- Koshovicë Location within Albania
- Coordinates: 39°49′05″N 20°24′27″E﻿ / ﻿39.81806°N 20.40750°E
- Country: Albania
- County: Gjirokastër
- Municipality: Dropull
- Elevation: 650 m (2,130 ft)
- Time zone: UTC+1 (CET)
- • Summer (DST): UTC+2 (CEST)

= Koshovicë =

Koshovicë (Koshovica; Κοσοβίτσα/Κοσσοβίτσα; romanized: Kosovítsa/Kossovítsa) is a village in Gjirokastër County, southern Albania. At the 2015 local government reform it became part of the municipality of Dropull.

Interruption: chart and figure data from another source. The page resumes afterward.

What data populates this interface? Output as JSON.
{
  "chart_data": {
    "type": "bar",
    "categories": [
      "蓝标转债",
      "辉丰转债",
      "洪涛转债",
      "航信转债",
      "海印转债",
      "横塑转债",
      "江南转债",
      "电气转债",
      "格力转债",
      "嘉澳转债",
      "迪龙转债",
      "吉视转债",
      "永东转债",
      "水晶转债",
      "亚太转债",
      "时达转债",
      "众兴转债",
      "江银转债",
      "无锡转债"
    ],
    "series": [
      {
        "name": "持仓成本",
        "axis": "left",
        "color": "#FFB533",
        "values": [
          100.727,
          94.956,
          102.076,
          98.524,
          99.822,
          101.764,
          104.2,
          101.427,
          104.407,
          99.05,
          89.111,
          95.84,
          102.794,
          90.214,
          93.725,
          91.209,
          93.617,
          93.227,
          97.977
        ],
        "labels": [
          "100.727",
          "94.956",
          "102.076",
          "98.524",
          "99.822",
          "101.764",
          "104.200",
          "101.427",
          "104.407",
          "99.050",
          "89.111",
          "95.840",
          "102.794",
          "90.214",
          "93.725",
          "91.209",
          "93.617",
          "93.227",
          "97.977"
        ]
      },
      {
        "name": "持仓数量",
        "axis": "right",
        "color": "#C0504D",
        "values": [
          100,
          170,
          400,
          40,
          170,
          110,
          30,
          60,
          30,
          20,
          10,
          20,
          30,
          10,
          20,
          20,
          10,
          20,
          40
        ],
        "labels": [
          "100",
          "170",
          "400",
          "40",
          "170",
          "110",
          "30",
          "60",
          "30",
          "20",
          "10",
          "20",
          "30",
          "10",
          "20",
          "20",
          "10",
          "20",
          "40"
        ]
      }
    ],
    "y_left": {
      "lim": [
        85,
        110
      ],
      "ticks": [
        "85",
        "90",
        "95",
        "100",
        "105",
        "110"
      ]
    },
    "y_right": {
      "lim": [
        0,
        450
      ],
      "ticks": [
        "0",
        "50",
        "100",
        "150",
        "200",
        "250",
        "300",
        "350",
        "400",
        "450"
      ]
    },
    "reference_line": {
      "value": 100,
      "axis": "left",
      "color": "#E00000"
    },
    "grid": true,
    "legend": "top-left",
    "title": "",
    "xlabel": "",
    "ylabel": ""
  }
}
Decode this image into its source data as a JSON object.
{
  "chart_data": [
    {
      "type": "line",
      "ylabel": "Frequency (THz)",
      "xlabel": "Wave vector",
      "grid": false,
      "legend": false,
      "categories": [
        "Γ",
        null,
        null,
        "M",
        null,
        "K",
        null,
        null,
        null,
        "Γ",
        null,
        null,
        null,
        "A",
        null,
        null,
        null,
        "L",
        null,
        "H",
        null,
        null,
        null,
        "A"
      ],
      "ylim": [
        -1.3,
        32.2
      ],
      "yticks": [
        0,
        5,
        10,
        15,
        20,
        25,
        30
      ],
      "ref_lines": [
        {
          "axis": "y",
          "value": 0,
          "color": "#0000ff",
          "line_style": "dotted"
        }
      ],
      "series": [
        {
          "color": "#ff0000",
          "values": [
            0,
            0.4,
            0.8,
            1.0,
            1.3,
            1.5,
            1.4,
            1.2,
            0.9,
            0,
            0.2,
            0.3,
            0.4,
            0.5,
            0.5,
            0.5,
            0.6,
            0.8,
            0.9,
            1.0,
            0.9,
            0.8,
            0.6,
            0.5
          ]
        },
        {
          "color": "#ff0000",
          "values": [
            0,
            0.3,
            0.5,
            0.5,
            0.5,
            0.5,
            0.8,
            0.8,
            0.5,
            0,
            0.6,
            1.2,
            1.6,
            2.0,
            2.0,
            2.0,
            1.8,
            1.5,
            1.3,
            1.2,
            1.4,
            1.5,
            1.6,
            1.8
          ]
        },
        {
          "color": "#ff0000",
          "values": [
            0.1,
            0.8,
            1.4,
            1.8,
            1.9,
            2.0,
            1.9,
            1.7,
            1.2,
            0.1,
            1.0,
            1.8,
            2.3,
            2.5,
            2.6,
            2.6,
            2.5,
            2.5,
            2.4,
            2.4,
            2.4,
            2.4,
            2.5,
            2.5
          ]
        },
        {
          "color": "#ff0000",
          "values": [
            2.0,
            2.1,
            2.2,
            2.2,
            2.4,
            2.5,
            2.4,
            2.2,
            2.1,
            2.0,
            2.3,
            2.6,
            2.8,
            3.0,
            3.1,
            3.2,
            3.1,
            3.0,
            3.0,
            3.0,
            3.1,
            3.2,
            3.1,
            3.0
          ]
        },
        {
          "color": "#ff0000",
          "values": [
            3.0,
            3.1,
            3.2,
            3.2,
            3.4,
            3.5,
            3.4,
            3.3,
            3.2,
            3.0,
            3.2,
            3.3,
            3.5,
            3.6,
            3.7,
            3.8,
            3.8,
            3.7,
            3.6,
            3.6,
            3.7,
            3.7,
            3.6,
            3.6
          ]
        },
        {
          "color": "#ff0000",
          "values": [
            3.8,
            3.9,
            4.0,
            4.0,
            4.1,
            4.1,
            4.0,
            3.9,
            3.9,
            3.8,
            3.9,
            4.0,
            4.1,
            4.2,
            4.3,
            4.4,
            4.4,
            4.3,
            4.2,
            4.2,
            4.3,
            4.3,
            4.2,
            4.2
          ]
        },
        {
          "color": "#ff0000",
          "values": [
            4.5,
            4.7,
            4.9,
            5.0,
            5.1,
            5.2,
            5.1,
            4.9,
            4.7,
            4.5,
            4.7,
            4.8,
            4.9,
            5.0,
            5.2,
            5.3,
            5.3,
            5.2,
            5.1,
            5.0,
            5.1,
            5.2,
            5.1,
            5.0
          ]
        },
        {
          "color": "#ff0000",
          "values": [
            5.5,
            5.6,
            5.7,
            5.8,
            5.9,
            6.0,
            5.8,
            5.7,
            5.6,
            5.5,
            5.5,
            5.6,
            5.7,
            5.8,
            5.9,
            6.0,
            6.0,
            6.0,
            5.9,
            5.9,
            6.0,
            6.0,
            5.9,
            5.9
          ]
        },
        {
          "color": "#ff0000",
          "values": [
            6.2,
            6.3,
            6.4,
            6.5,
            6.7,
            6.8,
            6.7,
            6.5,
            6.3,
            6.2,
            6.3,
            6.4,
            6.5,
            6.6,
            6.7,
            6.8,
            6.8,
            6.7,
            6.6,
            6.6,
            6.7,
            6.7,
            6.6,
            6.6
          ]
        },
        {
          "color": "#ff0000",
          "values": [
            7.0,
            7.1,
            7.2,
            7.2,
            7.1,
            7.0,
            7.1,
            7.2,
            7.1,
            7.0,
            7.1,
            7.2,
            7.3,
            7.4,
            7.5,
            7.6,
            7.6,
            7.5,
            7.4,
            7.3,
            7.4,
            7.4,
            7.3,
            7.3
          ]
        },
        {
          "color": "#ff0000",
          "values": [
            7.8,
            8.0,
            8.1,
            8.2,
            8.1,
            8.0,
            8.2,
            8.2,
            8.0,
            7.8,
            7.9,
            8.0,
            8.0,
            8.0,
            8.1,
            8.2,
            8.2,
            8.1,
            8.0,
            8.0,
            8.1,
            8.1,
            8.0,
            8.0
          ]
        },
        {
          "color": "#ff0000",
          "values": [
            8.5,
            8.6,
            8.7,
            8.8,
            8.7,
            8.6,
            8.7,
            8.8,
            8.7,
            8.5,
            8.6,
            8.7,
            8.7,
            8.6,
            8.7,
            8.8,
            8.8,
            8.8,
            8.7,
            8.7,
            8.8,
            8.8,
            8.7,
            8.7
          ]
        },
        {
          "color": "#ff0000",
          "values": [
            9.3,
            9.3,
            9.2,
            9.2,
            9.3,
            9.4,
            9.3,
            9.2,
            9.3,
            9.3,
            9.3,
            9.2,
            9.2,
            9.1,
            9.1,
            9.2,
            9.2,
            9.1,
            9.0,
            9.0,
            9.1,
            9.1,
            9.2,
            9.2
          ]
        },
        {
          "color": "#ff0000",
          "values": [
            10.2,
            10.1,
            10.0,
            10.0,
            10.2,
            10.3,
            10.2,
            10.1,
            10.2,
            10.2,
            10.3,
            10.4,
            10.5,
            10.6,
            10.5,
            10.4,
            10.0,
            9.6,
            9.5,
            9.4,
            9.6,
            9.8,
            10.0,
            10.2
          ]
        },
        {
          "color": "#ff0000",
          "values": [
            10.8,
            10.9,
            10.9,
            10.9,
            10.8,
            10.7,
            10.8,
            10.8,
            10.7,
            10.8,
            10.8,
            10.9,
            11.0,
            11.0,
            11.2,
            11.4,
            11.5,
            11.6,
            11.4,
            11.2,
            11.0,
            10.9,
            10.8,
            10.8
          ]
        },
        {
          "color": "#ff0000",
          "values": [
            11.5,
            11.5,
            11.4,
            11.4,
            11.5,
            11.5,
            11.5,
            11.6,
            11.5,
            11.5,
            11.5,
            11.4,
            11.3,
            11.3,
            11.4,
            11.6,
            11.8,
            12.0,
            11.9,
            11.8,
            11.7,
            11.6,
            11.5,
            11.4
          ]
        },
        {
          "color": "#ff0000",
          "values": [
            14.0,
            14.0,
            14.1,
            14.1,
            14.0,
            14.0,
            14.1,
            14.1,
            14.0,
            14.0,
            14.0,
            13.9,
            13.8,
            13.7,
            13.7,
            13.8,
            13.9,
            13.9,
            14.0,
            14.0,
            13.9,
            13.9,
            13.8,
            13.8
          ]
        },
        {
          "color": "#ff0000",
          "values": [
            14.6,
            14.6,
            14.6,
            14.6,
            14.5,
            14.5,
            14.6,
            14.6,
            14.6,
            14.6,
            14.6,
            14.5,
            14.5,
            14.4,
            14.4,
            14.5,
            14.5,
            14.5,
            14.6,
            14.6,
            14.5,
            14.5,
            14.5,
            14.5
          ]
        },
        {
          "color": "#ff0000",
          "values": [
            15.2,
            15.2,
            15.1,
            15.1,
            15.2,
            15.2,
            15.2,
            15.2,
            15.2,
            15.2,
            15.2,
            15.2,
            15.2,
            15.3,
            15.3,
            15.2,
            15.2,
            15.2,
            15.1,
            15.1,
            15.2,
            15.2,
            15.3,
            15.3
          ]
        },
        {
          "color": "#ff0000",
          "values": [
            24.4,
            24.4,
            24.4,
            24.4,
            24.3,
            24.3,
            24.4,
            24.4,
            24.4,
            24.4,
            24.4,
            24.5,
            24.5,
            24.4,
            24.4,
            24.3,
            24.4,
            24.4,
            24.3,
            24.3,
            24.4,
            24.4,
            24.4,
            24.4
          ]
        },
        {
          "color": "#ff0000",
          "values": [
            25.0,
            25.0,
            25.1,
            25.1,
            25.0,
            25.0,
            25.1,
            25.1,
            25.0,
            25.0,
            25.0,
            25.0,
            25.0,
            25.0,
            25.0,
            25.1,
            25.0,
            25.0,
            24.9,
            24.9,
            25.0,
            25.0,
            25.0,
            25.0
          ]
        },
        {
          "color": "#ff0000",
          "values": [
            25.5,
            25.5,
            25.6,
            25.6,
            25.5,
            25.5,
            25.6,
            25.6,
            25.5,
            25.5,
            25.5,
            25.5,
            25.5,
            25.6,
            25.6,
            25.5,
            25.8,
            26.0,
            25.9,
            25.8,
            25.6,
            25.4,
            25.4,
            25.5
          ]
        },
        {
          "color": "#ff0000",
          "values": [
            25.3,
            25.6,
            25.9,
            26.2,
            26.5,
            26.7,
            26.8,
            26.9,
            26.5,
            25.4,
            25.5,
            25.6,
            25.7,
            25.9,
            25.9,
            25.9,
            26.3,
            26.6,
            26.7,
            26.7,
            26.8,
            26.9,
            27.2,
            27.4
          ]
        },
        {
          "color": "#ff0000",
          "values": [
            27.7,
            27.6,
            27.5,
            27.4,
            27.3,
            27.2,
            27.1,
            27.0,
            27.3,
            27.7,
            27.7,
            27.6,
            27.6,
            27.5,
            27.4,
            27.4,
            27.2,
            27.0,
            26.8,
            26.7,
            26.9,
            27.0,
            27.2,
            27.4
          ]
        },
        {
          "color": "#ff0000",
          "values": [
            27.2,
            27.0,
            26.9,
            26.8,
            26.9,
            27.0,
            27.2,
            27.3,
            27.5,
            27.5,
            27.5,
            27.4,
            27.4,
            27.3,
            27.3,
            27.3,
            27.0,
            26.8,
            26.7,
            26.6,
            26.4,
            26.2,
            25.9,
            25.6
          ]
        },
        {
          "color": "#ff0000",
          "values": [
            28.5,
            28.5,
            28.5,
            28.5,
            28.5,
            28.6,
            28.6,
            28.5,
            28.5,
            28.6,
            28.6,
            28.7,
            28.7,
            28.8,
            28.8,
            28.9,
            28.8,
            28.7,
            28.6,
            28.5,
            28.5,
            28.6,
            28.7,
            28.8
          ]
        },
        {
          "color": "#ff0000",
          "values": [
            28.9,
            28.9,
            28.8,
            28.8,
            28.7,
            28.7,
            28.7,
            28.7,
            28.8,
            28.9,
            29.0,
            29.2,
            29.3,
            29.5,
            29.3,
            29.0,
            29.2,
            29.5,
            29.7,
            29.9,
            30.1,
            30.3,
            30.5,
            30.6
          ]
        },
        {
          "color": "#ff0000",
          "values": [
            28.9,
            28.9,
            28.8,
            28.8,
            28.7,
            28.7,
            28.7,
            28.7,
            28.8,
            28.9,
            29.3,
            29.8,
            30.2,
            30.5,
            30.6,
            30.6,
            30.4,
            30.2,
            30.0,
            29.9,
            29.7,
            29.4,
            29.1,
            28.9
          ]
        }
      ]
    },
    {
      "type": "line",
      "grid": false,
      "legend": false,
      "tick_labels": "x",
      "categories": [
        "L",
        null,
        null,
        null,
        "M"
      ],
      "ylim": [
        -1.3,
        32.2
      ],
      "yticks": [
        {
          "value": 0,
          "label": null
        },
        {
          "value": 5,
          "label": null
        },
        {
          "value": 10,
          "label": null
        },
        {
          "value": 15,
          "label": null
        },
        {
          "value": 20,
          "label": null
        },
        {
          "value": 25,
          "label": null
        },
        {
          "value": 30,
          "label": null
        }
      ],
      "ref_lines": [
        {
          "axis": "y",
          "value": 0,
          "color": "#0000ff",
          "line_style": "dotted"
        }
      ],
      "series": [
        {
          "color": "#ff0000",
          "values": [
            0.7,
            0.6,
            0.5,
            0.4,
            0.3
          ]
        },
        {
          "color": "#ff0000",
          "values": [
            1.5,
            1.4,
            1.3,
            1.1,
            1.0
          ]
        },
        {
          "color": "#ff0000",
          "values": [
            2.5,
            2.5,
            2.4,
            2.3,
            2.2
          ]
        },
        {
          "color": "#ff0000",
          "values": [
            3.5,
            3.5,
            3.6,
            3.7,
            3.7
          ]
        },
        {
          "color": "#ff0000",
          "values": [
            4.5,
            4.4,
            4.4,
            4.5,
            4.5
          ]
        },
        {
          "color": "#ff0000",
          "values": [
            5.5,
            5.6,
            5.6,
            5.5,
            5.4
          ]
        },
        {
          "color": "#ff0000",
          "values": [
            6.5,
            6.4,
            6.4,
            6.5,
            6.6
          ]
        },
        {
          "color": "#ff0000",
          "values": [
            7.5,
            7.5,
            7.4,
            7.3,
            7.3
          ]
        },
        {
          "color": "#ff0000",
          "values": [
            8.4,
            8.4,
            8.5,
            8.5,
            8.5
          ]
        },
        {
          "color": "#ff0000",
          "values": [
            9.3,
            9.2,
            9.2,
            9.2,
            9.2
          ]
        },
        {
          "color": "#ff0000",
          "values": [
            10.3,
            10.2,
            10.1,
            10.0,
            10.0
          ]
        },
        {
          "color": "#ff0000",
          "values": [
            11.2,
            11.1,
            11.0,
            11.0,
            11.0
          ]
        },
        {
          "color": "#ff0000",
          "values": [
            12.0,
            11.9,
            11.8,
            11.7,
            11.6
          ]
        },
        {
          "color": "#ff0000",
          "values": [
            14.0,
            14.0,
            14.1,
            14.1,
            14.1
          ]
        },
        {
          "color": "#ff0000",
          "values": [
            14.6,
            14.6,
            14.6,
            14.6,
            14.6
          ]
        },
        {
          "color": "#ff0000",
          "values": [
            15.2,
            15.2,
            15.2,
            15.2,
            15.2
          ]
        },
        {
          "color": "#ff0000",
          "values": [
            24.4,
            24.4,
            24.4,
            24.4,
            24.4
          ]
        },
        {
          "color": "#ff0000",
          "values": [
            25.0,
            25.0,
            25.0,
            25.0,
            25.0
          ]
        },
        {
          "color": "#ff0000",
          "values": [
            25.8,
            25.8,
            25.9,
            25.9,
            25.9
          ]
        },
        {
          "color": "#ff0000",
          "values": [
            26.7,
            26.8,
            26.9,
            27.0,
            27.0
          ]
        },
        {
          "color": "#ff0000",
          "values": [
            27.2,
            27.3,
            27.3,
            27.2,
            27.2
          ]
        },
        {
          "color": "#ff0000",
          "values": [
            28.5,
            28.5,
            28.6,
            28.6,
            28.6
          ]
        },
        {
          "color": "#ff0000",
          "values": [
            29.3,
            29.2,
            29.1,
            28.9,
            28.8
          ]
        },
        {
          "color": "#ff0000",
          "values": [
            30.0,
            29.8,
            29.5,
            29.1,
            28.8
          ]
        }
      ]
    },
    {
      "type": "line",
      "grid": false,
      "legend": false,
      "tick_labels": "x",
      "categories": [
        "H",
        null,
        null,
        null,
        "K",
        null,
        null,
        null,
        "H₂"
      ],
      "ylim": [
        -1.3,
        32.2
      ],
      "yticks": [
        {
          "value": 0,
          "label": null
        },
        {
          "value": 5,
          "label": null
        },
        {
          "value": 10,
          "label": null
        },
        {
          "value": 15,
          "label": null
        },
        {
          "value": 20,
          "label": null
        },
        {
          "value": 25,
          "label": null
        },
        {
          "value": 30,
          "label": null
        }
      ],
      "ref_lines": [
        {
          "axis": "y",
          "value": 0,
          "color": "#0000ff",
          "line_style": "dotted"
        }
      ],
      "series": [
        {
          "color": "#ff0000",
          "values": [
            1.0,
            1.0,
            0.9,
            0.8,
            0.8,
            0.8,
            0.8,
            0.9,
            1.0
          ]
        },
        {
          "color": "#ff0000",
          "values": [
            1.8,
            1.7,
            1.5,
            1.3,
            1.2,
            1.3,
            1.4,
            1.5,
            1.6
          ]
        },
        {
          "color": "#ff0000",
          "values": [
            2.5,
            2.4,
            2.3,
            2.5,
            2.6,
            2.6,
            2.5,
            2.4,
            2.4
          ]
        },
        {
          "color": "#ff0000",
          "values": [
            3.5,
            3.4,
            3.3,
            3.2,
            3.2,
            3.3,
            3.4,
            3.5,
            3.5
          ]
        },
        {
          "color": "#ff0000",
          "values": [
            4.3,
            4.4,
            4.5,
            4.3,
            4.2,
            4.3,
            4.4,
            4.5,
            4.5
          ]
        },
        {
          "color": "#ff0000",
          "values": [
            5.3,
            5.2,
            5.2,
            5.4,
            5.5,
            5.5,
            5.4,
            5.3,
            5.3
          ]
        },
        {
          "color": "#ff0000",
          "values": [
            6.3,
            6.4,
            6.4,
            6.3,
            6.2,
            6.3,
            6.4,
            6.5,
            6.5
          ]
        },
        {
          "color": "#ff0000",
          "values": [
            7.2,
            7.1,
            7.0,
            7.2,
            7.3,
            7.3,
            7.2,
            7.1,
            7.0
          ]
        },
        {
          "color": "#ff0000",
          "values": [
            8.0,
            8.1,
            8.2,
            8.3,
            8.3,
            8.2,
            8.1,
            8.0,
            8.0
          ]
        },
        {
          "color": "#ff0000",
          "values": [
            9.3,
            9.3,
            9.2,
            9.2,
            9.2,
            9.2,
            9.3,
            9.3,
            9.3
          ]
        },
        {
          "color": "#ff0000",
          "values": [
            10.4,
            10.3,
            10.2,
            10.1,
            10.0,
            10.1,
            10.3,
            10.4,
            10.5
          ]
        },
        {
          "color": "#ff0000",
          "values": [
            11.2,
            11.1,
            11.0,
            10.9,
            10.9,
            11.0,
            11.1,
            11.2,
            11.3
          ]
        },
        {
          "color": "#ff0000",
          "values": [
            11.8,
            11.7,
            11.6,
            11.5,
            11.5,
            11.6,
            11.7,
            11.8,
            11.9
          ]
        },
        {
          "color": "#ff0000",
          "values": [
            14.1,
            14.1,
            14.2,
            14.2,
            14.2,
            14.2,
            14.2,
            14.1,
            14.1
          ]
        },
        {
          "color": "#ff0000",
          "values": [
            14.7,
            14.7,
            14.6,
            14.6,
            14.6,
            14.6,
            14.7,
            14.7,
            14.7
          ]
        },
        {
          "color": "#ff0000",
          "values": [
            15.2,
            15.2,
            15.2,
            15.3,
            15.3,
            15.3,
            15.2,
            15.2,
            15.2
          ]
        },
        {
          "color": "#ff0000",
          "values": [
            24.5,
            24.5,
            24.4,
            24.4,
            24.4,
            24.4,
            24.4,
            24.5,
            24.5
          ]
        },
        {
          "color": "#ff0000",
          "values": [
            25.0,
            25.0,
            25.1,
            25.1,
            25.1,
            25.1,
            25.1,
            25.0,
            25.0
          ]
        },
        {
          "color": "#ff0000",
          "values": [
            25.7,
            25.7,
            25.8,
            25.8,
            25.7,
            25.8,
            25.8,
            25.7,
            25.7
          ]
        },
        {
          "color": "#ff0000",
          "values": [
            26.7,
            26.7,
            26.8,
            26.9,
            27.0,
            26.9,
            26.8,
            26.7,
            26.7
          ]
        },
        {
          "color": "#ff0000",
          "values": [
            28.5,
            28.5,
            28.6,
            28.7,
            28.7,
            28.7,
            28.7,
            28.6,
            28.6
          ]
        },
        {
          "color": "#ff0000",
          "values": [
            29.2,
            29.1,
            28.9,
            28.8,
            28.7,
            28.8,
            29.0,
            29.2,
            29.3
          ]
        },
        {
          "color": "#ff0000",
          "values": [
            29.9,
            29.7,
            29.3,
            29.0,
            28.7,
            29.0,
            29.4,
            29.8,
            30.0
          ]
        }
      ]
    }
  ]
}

St. Mary's Monastery Church, located within the village, is a Religious Cultural Monument of Albania.

== Name ==
The placename Koshovicë has several possible origins. The Slavic word кос, kos for the common blackbird and the suffix form ов-иц-а, ov-its-a with a sound change of s into sh through Old Albanian. Other derivations are from the Bulgarian word кош, kosh for 'basket' with the suffix form -ob+-иц-а, -ov+its-a giving a meaning of 'woven', or the toponym is formed from a personal name Кошо, Kosho.

== Demographics ==
According to Ottoman statistics, the village had 188 inhabitants in 1895. The village is inhabited by Greeks and the population was 864 in 1992.

== History ==
Following the demarcation of the Albanian–Greek border, Koshovicë became part of Albania, and the shacks used by its farmers as warehouses for products or makeshift shelters, were located in Greece at a place called Agia Marina, which later became the name of the small village.